Within minutes, Pittsburgh police had arrested Charles Palmer, whose address was listed only as Pittsburgh. He was taken to the Allegheny County Jail, where he remains lodged on $10,000 bail.
Palmer was charged with robbery, burglary, giving false identification to law enforcement, loitering and prowling at night, simple assault, making terroristic threats, theft, receiving stolen property and false imprisonment, Pittsburgh Police Sgt. Kevin Gasiorowski said.
A preliminary hearing is scheduled for Oct. 23.
The incident began when Bill Wettengel took a couple bags of trash outside at about 9 p.m. A masked man was leaning against a fence near the alley by the Wettengels' Wallingford Street home.

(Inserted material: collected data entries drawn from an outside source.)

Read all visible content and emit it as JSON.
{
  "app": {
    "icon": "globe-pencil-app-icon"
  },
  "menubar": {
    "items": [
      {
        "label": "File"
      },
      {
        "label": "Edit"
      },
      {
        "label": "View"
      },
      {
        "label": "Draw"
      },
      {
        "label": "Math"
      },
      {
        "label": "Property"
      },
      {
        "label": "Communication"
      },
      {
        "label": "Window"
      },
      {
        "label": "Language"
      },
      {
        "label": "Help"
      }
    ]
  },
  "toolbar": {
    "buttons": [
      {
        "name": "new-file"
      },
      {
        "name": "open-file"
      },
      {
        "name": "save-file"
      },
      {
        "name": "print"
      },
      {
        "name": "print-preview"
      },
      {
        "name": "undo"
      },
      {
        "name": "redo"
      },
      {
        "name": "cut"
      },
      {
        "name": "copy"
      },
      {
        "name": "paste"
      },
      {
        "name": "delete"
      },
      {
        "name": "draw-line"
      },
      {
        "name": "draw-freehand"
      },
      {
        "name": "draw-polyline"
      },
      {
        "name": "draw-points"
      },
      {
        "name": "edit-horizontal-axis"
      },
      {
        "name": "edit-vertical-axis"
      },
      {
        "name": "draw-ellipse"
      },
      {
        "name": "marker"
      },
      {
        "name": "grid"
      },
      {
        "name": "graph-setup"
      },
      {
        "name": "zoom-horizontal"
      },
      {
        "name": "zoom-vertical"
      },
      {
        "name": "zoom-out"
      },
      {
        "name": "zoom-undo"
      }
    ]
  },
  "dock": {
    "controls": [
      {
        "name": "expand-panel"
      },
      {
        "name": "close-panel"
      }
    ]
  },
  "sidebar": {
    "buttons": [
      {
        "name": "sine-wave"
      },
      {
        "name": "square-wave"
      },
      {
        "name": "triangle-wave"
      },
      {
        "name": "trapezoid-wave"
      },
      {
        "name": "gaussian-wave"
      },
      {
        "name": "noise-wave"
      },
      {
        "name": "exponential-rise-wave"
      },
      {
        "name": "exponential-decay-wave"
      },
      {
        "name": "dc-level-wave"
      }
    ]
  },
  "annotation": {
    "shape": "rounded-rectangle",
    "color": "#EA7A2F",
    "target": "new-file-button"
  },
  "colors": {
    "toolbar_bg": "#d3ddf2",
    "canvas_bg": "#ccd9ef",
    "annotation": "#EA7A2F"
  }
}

Bill Wettengel soon was taken into his house by the robber, who forced him to the floor in an upstairs bedroom.
"It's frightening," Tina Wettengel said. "You know, you don't expect that to happen. ... I won't be taking the trash out, I know that."
Police were hesitant Wednesday to endorse the couple's actions.
"You have a right to defend your home," Gasiorowski said. "I would never recommend somebody confront a burglar ... because it's not worth your life just to save some property."
For his efforts, Bill Wettengel had a scrape on the forehead and a sore hand and shoulder.